Voici ce qu’il a écrit sur les pages du journal « Corriere della Sera » :
» Je me demande : Qui sommes-nous?… J’ai toujours pensé qu’aujourd’hui un restaurant en Italie vaut autant qu’une boutique de la Renaissance : nous sommes les ambassadeurs de l’agriculture, nous créons de la culture, nous sommes le moteur du tourisme gastronomique, nous formons les jeunes, et maintenant nous sommes en train d’instaurer une révolution culinaire « humaniste » qui implique aussi le social.
L’hospitalité et la restauration, l’art et l’architecture, le design et la lumière sont les pierres angulaires de notre identité. Au cours des cinq dernières années à Modène, grâce à un micro-restaurant comme Osteria Francescana, plus de 80 chambres d’hôtes ont été créées. Des milliers de familles, couples, amis rejoignent désormais la région d’Émilie pour passer deux ou trois jours à la découverte de sa gastronomie et de ses héros : agriculteurs, fromagers, artisans, pêcheurs, restaurateurs… Mais très peu d’entre eux aujourd’hui, ont suffisamment de liquidité pour aller de l’avant. Nous nous sentons plus que jamais seuls.
Nous avons fermé nos restaurant au mois de mars et vous nous avez demandé de rouvrir trois mois après dans le respect des règles sanitaires. Nous l’avons fait. Beaucoup se sont endettés pour tout respecter : on a acheté des masques, du gel hydro-alcoolique, des scanners de température, des oxymètres, des tests pour le personnel et on a veillé à l’assainissement de l’air, aux entrées alternées, aux tables espacées comme vous nous avez demandé… On a tout fait pour reprendre en main nos activités.
Mais pour sortir de cette crise sans précédent, nous avons besoin d’espoir et de confiance. L’espoir est ce qui nous maintient dans une condition active et proactive. La confiance, c’est ce qui nous fait croire à notre potentiel et à celui des autres. Comme vous savez, la principale force qui nous a toujours soutenus est le rêve, pas le gain. Mais aujourd’hui, sans liquidité, même si beaucoup d’entre nous continuent de rêver, d’autres n’y arriveront pas et le pays perdra l’un des piliers de son identité : la cuisine. Le manque de liquidités conduit d’abord au non-paiement des salaires, puis au non-paiement des fournisseurs, des versements hypothécaires, des loyers… Nous avons besoin d’un signal qui puisse rétablir notre confiance.
Car maintenant, on risque la dépression. Maintenant, on a besoin de courage et d’encouragement. Pour trouver l’envie de continuer et de ne pas se sentir seul.

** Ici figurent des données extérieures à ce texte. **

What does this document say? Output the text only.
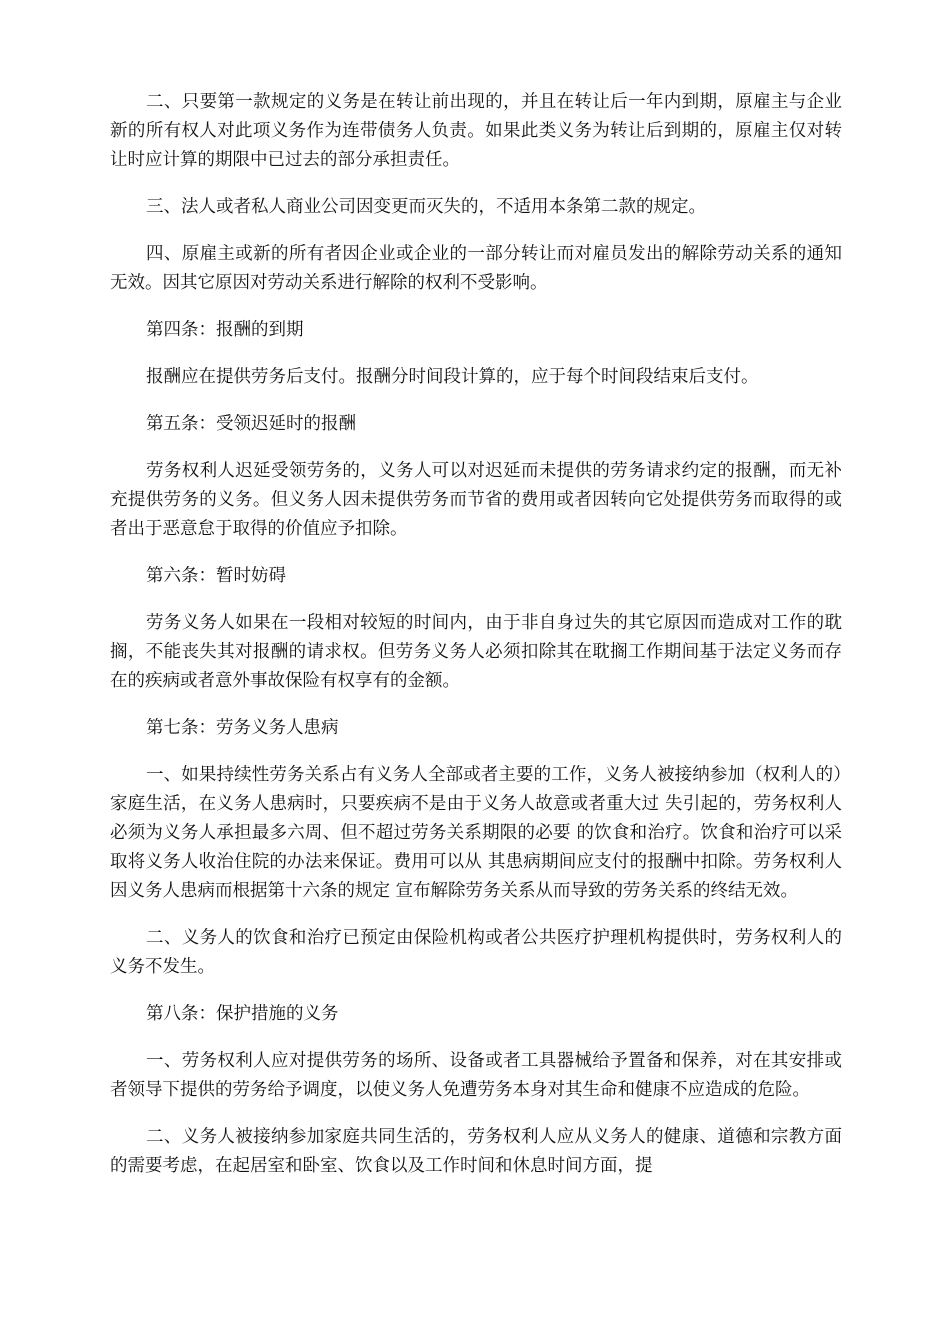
二、只要第一款规定的义务是在转让前出现的，并且在转让后一年内到期，原雇主与企业新的所有权人对此项义务作为连带债务人负责。如果此类义务为转让后到期的，原雇主仅对转让时应计算的期限中已过去的部分承担责任。

三、法人或者私人商业公司因变更而灭失的，不适用本条第二款的规定。

四、原雇主或新的所有者因企业或企业的一部分转让而对雇员发出的解除劳动关系的通知无效。因其它原因对劳动关系进行解除的权利不受影响。

第四条：报酬的到期

报酬应在提供劳务后支付。报酬分时间段计算的，应于每个时间段结束后支付。

第五条：受领迟延时的报酬

劳务权利人迟延受领劳务的，义务人可以对迟延而未提供的劳务请求约定的报酬，而无补充提供劳务的义务。但义务人因未提供劳务而节省的费用或者因转向它处提供劳务而取得的或者出于恶意怠于取得的价值应予扣除。

第六条：暂时妨碍

劳务义务人如果在一段相对较短的时间内，由于非自身过失的其它原因而造成对工作的耽搁，不能丧失其对报酬的请求权。但劳务义务人必须扣除其在耽搁工作期间基于法定义务而存在的疾病或者意外事故保险有权享有的金额。

第七条：劳务义务人患病

一、如果持续性劳务关系占有义务人全部或者主要的工作，义务人被接纳参加（权利人的）家庭生活，在义务人患病时，只要疾病不是由于义务人故意或者重大过 失引起的，劳务权利人必须为义务人承担最多六周、但不超过劳务关系期限的必要 的饮食和治疗。饮食和治疗可以采取将义务人收治住院的办法来保证。费用可以从 其患病期间应支付的报酬中扣除。劳务权利人因义务人患病而根据第十六条的规定 宣布解除劳务关系从而导致的劳务关系的终结无效。

二、义务人的饮食和治疗已预定由保险机构或者公共医疗护理机构提供时，劳务权利人的义务不发生。

第八条：保护措施的义务

一、劳务权利人应对提供劳务的场所、设备或者工具器械给予置备和保养，对在其安排或者领导下提供的劳务给予调度，以使义务人免遭劳务本身对其生命和健康不应造成的危险。

二、义务人被接纳参加家庭共同生活的，劳务权利人应从义务人的健康、道德和宗教方面的需要考虑，在起居室和卧室、饮食以及工作时间和休息时间方面，提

Plus précisément, nous avons besoin :
1) D’une fermeture du soir au moins à 23h00
2) De mise à disposition de liquidité qui prenne en compte les chiffres d’affaires de chacun.
3) Du chômage partiel pour nos salariés au moins jusqu’à la stabilisation du tourisme européen.
4) D’une déduction fiscale totale pour 2021, étant donné que pour 2020, nous avons déjà rempli nos obligations.
5) D’un abaissement du taux de TVA à 4% pour l’année prochaine.
La politique est faite de courage et de rêves. C’est comme la poésie. Elle est faite d’imagination et d’avenir.Et plus que jamais, aujourd’hui, la politique doit rendre visible l’invisible. »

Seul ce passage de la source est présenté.